Zoltan Borok-Nagy has posted comments on this change. ( 
http://gerrit.cloudera.org:8080/15797 )

Change subject: IMPALA-9688: Support create iceberg table by impala
......................................................................


Patch Set 11:

(12 comments)

Thank you for working on this. It'll be a great addition to Impala.

Please also add some tests where you create iceberg tables, where you SHOW 
CREATE Iceberg tables, etc.

http://gerrit.cloudera.org:8080/#/c/15797/11//COMMIT_MSG
Commit Message:

http://gerrit.cloudera.org:8080/#/c/15797/11//COMMIT_MSG@19
PS11, Line 19: stored as iceberg;
How can you specify the underlying file format?

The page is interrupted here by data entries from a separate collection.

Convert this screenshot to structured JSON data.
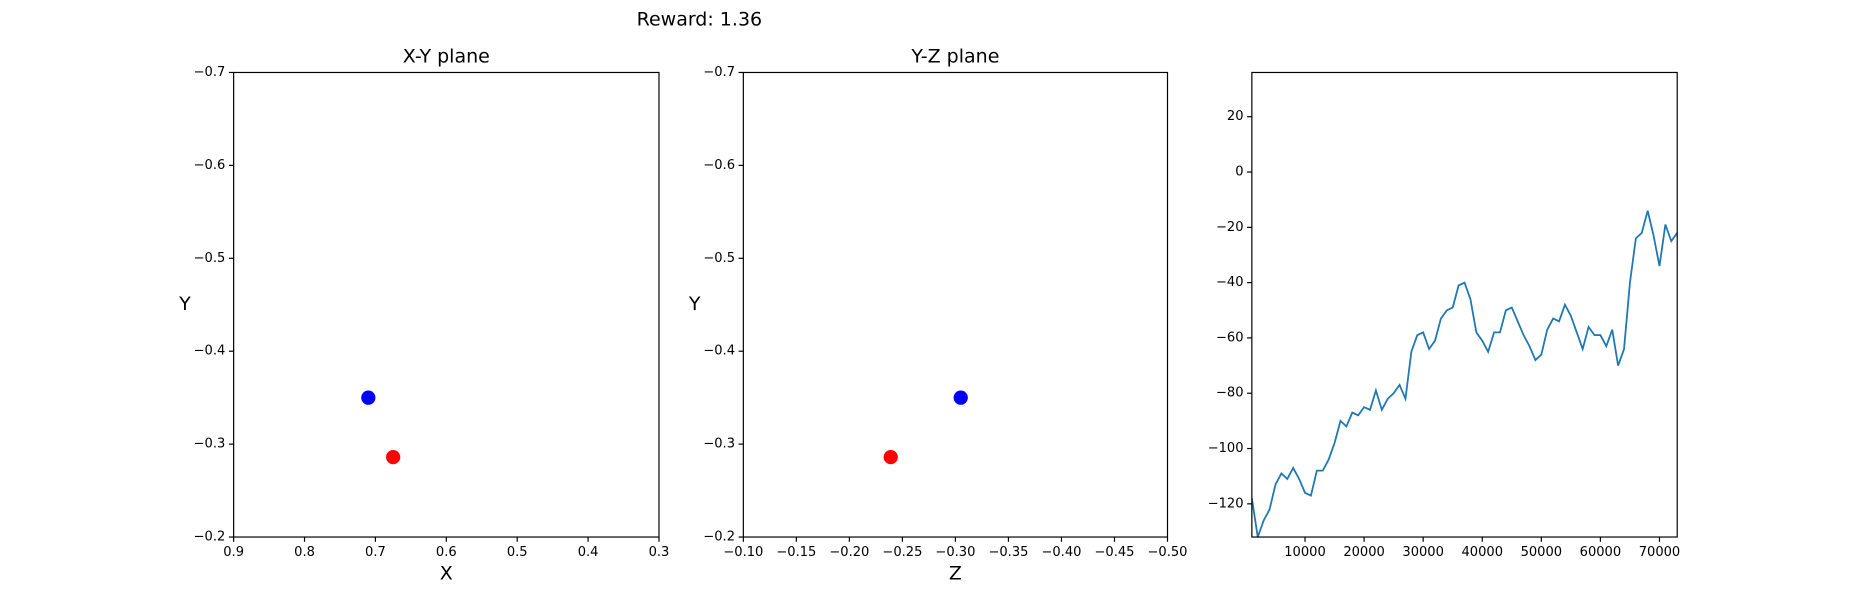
{
  "title": "Reward: 1.36",
  "chart_data": [
    {
      "type": "scatter",
      "title": "X-Y plane",
      "x_label": "X",
      "y_label": "Y",
      "xlim": [
        0.9,
        0.3
      ],
      "xticks": [
        0.9,
        0.8,
        0.7,
        0.6,
        0.5,
        0.4,
        0.3
      ],
      "ylim": [
        -0.2,
        -0.7
      ],
      "yticks": [
        {
          "value": -0.7,
          "label": "−0.7"
        },
        {
          "value": -0.6,
          "label": "−0.6"
        },
        {
          "value": -0.5,
          "label": "−0.5"
        },
        {
          "value": -0.4,
          "label": "−0.4"
        },
        {
          "value": -0.3,
          "label": "−0.3"
        },
        {
          "value": -0.2,
          "label": "−0.2"
        }
      ],
      "series": [
        {
          "color": "#0000ff",
          "x": [
            0.71
          ],
          "values": [
            -0.35
          ]
        },
        {
          "color": "#ff0000",
          "x": [
            0.675
          ],
          "values": [
            -0.286
          ]
        }
      ]
    },
    {
      "type": "scatter",
      "title": "Y-Z plane",
      "x_label": "Z",
      "y_label": "Y",
      "xlim": [
        -0.1,
        -0.5
      ],
      "xticks": [
        {
          "value": -0.1,
          "label": "−0.10"
        },
        {
          "value": -0.15,
          "label": "−0.15"
        },
        {
          "value": -0.2,
          "label": "−0.20"
        },
        {
          "value": -0.25,
          "label": "−0.25"
        },
        {
          "value": -0.3,
          "label": "−0.30"
        },
        {
          "value": -0.35,
          "label": "−0.35"
        },
        {
          "value": -0.4,
          "label": "−0.40"
        },
        {
          "value": -0.45,
          "label": "−0.45"
        },
        {
          "value": -0.5,
          "label": "−0.50"
        }
      ],
      "ylim": [
        -0.2,
        -0.7
      ],
      "yticks": [
        {
          "value": -0.7,
          "label": "−0.7"
        },
        {
          "value": -0.6,
          "label": "−0.6"
        },
        {
          "value": -0.5,
          "label": "−0.5"
        },
        {
          "value": -0.4,
          "label": "−0.4"
        },
        {
          "value": -0.3,
          "label": "−0.3"
        },
        {
          "value": -0.2,
          "label": "−0.2"
        }
      ],
      "series": [
        {
          "color": "#0000ff",
          "x": [
            -0.305
          ],
          "values": [
            -0.35
          ]
        },
        {
          "color": "#ff0000",
          "x": [
            -0.239
          ],
          "values": [
            -0.286
          ]
        }
      ]
    },
    {
      "type": "line",
      "xlim": [
        1000,
        73000
      ],
      "xticks": [
        10000,
        20000,
        30000,
        40000,
        50000,
        60000,
        70000
      ],
      "ylim": [
        -132,
        36
      ],
      "yticks": [
        {
          "value": -120,
          "label": "−120"
        },
        {
          "value": -100,
          "label": "−100"
        },
        {
          "value": -80,
          "label": "−80"
        },
        {
          "value": -60,
          "label": "−60"
        },
        {
          "value": -40,
          "label": "−40"
        },
        {
          "value": -20,
          "label": "−20"
        },
        0,
        20
      ],
      "series": [
        {
          "color": "#1f77b4",
          "x": [
            1000,
            2000,
            3000,
            4000,
            5000,
            6000,
            7000,
            8000,
            9000,
            10000,
            11000,
            12000,
            13000,
            14000,
            15000,
            16000,
            17000,
            18000,
            19000,
            20000,
            21000,
            22000,
            23000,
            24000,
            25000,
            26000,
            27000,
            28000,
            29000,
            30000,
            31000,
            32000,
            33000,
            34000,
            35000,
            36000,
            37000,
            38000,
            39000,
            40000,
            41000,
            42000,
            43000,
            44000,
            45000,
            46000,
            47000,
            48000,
            49000,
            50000,
            51000,
            52000,
            53000,
            54000,
            55000,
            56000,
            57000,
            58000,
            59000,
            60000,
            61000,
            62000,
            63000,
            64000,
            65000,
            66000,
            67000,
            68000,
            69000,
            70000,
            71000,
            72000,
            73000
          ],
          "values": [
            -118,
            -132,
            -126,
            -122,
            -113,
            -109,
            -111,
            -107,
            -111,
            -116,
            -117,
            -108,
            -108,
            -104,
            -98,
            -90,
            -92,
            -87,
            -88,
            -85,
            -86,
            -79,
            -86,
            -82,
            -80,
            -77,
            -82,
            -65,
            -59,
            -58,
            -64,
            -61,
            -53,
            -50,
            -49,
            -41,
            -40,
            -46,
            -58,
            -61,
            -65,
            -58,
            -58,
            -50,
            -49,
            -54,
            -59,
            -63,
            -68,
            -66,
            -57,
            -53,
            -54,
            -48,
            -52,
            -58,
            -64,
            -56,
            -59,
            -59,
            -63,
            -57,
            -70,
            -64,
            -40,
            -24,
            -22,
            -14,
            -23,
            -34,
            -19,
            -25,
            -22
          ]
        }
      ]
    }
  ]
}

I see that Iceberg currently supports Avro, ORC, and Parquet. Does the file 
format have to be the same for all partitions, or different partitions can use 
different file formats?


http://gerrit.cloudera.org:8080/#/c/15797/11//COMMIT_MSG@11
PS11, Line 11:     create table iceberg_test(
             :         level string,
             :         event_time string,
             :         message string)
             :     partition by spec(
             :         level identity,
             :         event_time identity
             :     )
             :     stored as iceberg;
I wonder how standard is this statement. E.g. can you create Iceberg tables the 
same way in Hive?


http://gerrit.cloudera.org:8080/#/c/15797/11//COMMIT_MSG@20
PS11, Line 20: The 'identity' mean the partition type in iceberg
Please elaborate a little. E.g.:

'identity' is one of Iceberg's Partition Transforms. 'identity' means that the 
source data values are used to create partitions. Other Partition Transforms 
hash/truncate/extract from the source data values.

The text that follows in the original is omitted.